If you're interested in this but have no background, the best place to start is "Fully Convolutional Networks for Semantic Segmentation" – https://people.eecs.berkeley.edu/~jonlong/long_shelhamer_fcn...
This is a very active field of research. Another thread worth pulling on is Mask R-CNN: https://arxiv.org/abs/1703.06870
It's not quite as simple as "this one has highest mAP, let's use it"; the tradeoffs are complex. In particular, as you can see in the image here, one thing DeepLab doesn't do is segment instances – so you get a mask of "people", not a mask per person. Mask R-CNN does a better job on that by design, because it predicts both bounding boxes and a mask per bounding box.
Link to Arxiv (DeepLabv1): https://arxiv.org/abs/1606.00915
Link to Arxiv (DeepLabv3): https://arxiv.org/abs/1706.05587
Link to GitHub: https://github.com/tensorflow/models/tree/master/research/de...
The README on there has a very neat TLDR of the model:
"DeepLabv1 : We use atrous convolution ['s a shorthand for convolution with upsampled filter'] to explicitly control the resolution at which feature responses are computed within Deep Convolutional Neural Networks.
DeepLabv2 : We use atrous spatial pyramid pooling (ASPP) ['a computationally efficient scheme of resampling a given feature layer at multiple rates prior to convolution'] to robustly segment objects at multiple scales with filters at multiple sampling rates and effective fields-of-views.
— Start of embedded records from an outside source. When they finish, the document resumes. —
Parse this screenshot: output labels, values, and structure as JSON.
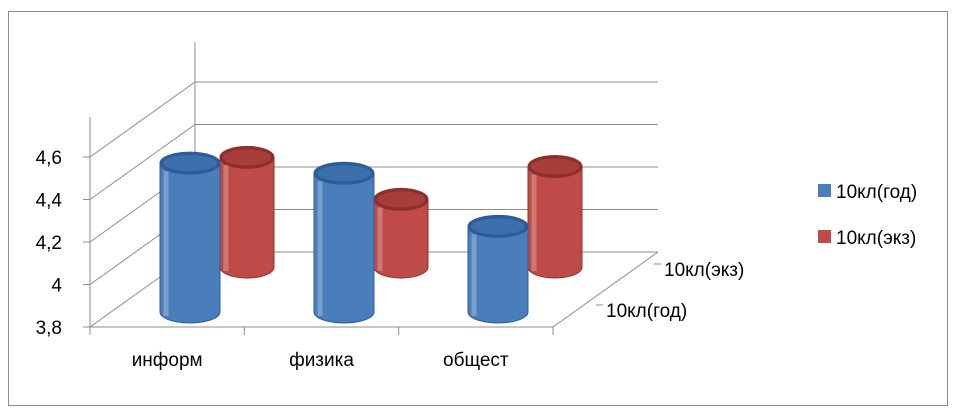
{
  "chart_data": {
    "type": "bar",
    "categories": [
      "информ",
      "физика",
      "общест"
    ],
    "series": [
      {
        "name": "10кл(год)",
        "color": "#4a7ebb",
        "values": [
          4.53,
          4.48,
          4.22
        ]
      },
      {
        "name": "10кл(экз)",
        "color": "#be4b48",
        "values": [
          4.4,
          4.17,
          4.35
        ]
      }
    ],
    "y_ticks": [
      "4,6",
      "4,4",
      "4,2",
      "4",
      "3,8"
    ],
    "depth_labels": [
      "10кл(экз)",
      "10кл(год)"
    ],
    "ylim": [
      3.8,
      4.6
    ],
    "legend_position": "right",
    "grid": true,
    "style": "3d-cylinder"
  }
}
DeepLabv3 : We augment the ASPP module with image-level feature [5, 6] to capture longer range information. We also include batch normalization  parameters to facilitate the training. In particular, we applying atrous convolution to extract output features at different output strides during training and evaluation, which efficiently enables training BN at output stride = 16 and attains a high performance at output stride = 8 during evaluation.
DeepLabv3+ : We extend DeepLabv3 to include a simple yet effective decoder module to refine the segmentation results especially along object boundaries. Furthermore, in this encoder-decoder structure one can arbitrarily control the resolution of extracted encoder features by atrous convolution to trade-off precision and runtime."
Congratulations, Deeplab 3+ finally discovered that the U-net architecture, first proposed 3 years ago, is more efficient than the flat architecture they used before.
Deeplab 3+ is still a wildly inefficient network structure, but it undeniably works, if you can afford the computational resources. Just keep in mind you can achieve similar results (within 1% mIOU) with much leaner structures.
Is this fast enough to be used as a background removal in live streams?